Best: Pressure will help us
Ireland’s standout hooker says side must get it right from start to shock France
IRELAND hooker Rory Best never has trouble filling the space between his loosehead and tighthead props, whether it’s for club or country.
It is a measure of his evolution as a rugby player that he was detailed to be the man on Tommy Bowe’s shoulder in the open space for Ireland’s first try against Wales at the Aviva Stadium last weekend.
“It was something that we had worked on, trying to get to fill the field a wee bit more in attack and try to give us options right across,” said Best. “I don’t get many either for Ulster or Ireland. It is just a pity it wasn’t quite enough.
“With the defences being so tight in close now, we want to try to make defences fan out to try to find the softer shoulders. If they don’t respect you out wide, you go there.
“If they respect you too much there, you go through the middle. It spreads everything out. What comes with that is the breakdown. We have to be really clinical there with our first two people in.”
The beauty of international rugby is that you have to be first-class in every detail of the game or you get punished. The French have picked a number of lineout masters in a ploy to take away Ireland’s best basis of attack.

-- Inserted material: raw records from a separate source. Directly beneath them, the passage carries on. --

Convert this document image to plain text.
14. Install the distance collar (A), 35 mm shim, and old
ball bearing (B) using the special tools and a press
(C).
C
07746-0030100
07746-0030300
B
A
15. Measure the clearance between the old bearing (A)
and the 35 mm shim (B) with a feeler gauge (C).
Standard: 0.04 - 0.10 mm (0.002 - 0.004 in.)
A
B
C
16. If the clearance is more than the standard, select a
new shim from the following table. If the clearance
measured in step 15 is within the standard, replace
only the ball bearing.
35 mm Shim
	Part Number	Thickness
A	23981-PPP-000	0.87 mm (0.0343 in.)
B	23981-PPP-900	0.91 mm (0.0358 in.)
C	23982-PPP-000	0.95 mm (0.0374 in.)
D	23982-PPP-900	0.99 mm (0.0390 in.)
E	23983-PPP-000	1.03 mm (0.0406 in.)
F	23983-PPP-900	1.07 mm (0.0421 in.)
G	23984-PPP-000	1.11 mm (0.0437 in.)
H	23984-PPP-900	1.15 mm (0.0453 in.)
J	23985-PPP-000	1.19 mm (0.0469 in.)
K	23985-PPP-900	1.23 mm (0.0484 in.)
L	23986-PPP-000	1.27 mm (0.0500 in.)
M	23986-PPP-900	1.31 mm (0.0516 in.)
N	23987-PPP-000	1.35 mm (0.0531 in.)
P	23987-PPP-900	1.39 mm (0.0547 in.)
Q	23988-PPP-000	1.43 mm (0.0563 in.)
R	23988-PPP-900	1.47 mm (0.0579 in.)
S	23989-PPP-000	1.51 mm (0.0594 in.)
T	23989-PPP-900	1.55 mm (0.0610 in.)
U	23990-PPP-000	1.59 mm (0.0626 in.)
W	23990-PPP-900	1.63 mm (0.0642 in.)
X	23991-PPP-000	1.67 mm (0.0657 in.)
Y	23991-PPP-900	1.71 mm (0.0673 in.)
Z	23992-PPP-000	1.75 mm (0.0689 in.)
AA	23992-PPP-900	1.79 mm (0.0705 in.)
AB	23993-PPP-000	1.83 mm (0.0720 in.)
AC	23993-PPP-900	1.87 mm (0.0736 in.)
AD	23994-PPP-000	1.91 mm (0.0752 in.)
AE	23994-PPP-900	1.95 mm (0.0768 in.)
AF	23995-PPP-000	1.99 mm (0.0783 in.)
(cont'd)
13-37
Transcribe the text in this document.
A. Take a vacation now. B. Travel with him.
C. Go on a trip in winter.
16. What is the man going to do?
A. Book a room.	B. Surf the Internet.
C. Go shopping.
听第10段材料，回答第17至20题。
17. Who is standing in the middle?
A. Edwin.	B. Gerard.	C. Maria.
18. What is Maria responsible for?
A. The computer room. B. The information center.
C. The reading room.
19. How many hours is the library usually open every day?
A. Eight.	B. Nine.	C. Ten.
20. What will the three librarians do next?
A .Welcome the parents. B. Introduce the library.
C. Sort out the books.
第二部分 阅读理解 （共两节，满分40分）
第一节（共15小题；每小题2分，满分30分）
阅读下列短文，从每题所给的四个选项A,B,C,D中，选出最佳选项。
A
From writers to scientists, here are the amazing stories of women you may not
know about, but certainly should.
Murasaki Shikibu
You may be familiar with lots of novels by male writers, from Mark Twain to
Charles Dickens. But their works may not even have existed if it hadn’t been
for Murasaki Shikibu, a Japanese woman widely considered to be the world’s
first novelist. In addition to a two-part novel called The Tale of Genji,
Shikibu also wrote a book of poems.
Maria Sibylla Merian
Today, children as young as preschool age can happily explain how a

“The mauling side of things is a weapon we still want to use,” added Best. “We didn’t get to use it on Sunday because we only had three conventional lineouts. At one stage, Trimby (Andrew Trimble) had thrown into more lineouts than I had.
“It is now a case of staying ahead of the defences. It is vital. If you can ‘nil’ a team, you go a long way towards winning a game. We are trying to figure out how to break down strong defences.”
It wasn’t all that long ago that Best was viewed as verging towards a journeyman international, forever attached to the replacements bench for Ireland while Munster’s Jerry Flannery wreaked havoc in that unmistakable all-action style of his.
How that has changed. Best has, arguably, developed into a match for William Servat as the best hooker in Europe. He was the form number two at the World Cup. No argument.
The man from Poyntzpass, still just 29, has managed this transformation by dedicating himself to reshaping his body and his game. He was made in the traditional mould, a stiff scrummager, a nuts and bolts fixer in the tight. That was the base he worked from to develop into an all-round hooker, equally adept at the ruck as in the scrum, channelling his energy into broadening his skills set to not look out of place out wide.
Ireland cannot afford to start as they did against Wales, standing-off as a tidal wave of possession and bodies came their way. If they start slow in Paris, they will suffer as so many have before them.
“We couldn’t find our feet. We couldn’t get into the game. After 20 minutes or so, we started to play our way into it,” admitted Best. “There is a little bit of hurt and the feeling in the changing room (last Sunday) you need to take into Saturday. We are all used to playing in short, intense tournaments. The European Cup is a prime example of it where, regardless of what happens one week, the next week you have to park it and move on.
“That is one of the good things about having France this week. We know that the pressure is on. We have to learn from the mistakes because it is a very exciting proposition to go to Paris and do something that hasn’t been done in what must be the 12th season.” There are barriers to be broken. Ireland have not beaten France away in the Six Nations since Brian O’Driscoll’s hattrick in 2000. Before that, you have to trawl all the way back to tries from scrum-half Johnny Moloney and prop Ray McLoughlin at Stade Colombes in 1972.
“We can’t do our usual and be 20 points down after 20 minutes. We know that we have to keep a hold of the ball. We need to get it and keep it,” insisted Best.
“When we kick, our kick-chase has to be very good. The France counterattack is some of the best in the world. We can’t leave mismatches in the midfield where you are expecting front five forwards to deal 10 metres either side of them with (Julian) Malzieu and these boys.
“We need to go there and attack them. But, we also have to play quite smart in that we can’t give them the opportunities which they want, which are turnovers and counter-attacks. “Off set-plays, they are dangerous too. But, you look back at the game last weekend, they are very, very dangerous off broken play. We have to be on the money.
“We can’t get carried away with what they are doing. It is all about implementing our game plan. We want to play a quick-tempo game anyway. But we can’t let it get too loose.”
He is not interested in pointing the finger at English referee Wayne Barnes for Sunday’s decision to yellow card Stephen Ferris for a tackle which an Independent Disciplinary Committee found didn’t warrant a suspension at the citing hearing last Wednesday.
“Once you start to feel grievance and start to blame the referee, you’ll never get over it,” he said. “We know ourselves we had opportunities. We didn’t take them. We let them back in a little softly in the way they marched us up-field to get into position to score. “The referee’s decision is one thing. From a player’s point of view, we know there are certain things we could have done differently.”
It is no co-incidence that with experience and an increased leadership role within the Ireland squad, all aspects of his game have improved, to the extent that he is now the complete hooker. For the test hooker on the 2013 British & Irish Lions tour to Australia, look no further than this Best man.